– Знаешь, почему у пятидесятников, других разных сектантов все такие дружные и все друг другу помогают? Потому что у них благодати нет, таинств нет, и они «выезжают» на человеческих поступках. А у нас все есть, но мы часто ничего не делаем. Думаем, что и так спасемся. С нами же Бог! Мы читаем, как великая княгиня Елисавета Феодоровна, вся Царская семья ходили по госпиталям, ухаживали за ранеными, охаем-ахаем, восхищаемся. А сами к чужим болячкам, гною прикасаться не хотим. Но я обо всем этом только через свой личный опыт начал думать, – говорил мне недавно отец Евгений, священник с новых территорий.
Он с пятидесятников потому начал, что к ним когда-то давно ходила его бабушка. Потом он сам, став священником, ее и крестил. А когда отец Евгений был еще мальчишкой, она брала его с собой на их «службы».
– Они были классными ребятами, поддерживали друг друга. С них можно было брать пример. Но на этих их собраниях у меня внутри прямо все противилось.
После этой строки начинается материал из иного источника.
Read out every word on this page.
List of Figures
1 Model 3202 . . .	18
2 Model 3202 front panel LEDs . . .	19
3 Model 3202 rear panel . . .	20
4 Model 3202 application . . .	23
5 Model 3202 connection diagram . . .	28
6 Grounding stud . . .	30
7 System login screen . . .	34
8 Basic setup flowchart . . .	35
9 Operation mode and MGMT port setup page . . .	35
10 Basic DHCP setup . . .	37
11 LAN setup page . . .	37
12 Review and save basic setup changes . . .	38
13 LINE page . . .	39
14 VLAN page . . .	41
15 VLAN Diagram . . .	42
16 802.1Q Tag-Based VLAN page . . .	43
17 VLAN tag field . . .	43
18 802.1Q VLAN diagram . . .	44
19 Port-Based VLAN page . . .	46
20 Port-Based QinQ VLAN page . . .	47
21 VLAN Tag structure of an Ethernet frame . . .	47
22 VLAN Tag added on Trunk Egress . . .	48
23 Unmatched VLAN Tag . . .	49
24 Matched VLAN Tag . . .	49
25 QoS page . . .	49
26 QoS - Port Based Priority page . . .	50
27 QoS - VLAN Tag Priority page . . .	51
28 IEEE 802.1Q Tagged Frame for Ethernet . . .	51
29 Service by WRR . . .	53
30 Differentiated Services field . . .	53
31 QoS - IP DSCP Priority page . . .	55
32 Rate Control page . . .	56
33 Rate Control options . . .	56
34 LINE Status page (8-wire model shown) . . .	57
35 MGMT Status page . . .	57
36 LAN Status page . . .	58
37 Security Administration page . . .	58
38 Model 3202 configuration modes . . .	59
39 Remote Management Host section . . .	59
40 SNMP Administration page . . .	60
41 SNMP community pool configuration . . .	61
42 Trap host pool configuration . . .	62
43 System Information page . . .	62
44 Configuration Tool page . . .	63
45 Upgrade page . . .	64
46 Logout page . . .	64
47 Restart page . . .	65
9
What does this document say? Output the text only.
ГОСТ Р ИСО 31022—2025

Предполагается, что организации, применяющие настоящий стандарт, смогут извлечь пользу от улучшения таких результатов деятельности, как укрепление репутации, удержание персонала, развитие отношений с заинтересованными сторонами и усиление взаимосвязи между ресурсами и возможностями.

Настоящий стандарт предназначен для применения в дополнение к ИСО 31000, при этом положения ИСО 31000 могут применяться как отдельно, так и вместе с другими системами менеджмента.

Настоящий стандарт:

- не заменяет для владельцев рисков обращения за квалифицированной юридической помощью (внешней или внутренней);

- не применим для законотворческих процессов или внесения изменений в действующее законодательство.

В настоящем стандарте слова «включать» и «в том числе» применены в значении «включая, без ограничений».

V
Душа чувствовала, что все это не то. Но я думал, что это бесы меня атакуют и к Богу не пускают, – рассказывал будущий священник.
Ходил он туда до того момента, пока настоящий черт не пришел к нему ночью и не начал душить. И исчез только тогда, когда парень стал читать «Отче наш» – единственную православную молитву, которую знал.
– Но что касается взаимовыручки, они все, конечно, нам не чета, – говорил мне отец Евгений.
А разговор у нас с ним начался с другого. В последнее время все чаще обстреливают те земли. Недавно вот попали в какую-то важную подстанцию. Это на языке обеих сторон называется «повреждение критической инфраструктуры».
Я поэтому, осознавая всю военную необходимость, не ликую, когда наши выводят из строя эту инфраструктуру у противника. Я вообще не понимаю ликования гражданских по этому поводу что с одной, что с другой стороны. Недавно у какого-то военкора прочитала:
– Гражданские – часто за ненависть. А военные – всегда за диалог!
Что вы ликуете? Мы свекрови на новые территории несколько дней дозвониться не могли. Она сейчас там. Пенсию переоформляет. А до этого два года была здесь, у нас. Муж в 2022 году поехал к ней, когда это еще Украина была, сделал ей загранпаспорт и привез на месяц в гости. Въехали они то ли 21-го, то ли 22 февраля. А 24-го все началось, и «захлопнулись двери». Мы, честно говоря, тогда обалдели.
– Если бы я знала, я бы не приехала, – стонала на второй год пребывания в нашем многодетном кагале свекровь. – Я у вас теперь навсегда что ли?!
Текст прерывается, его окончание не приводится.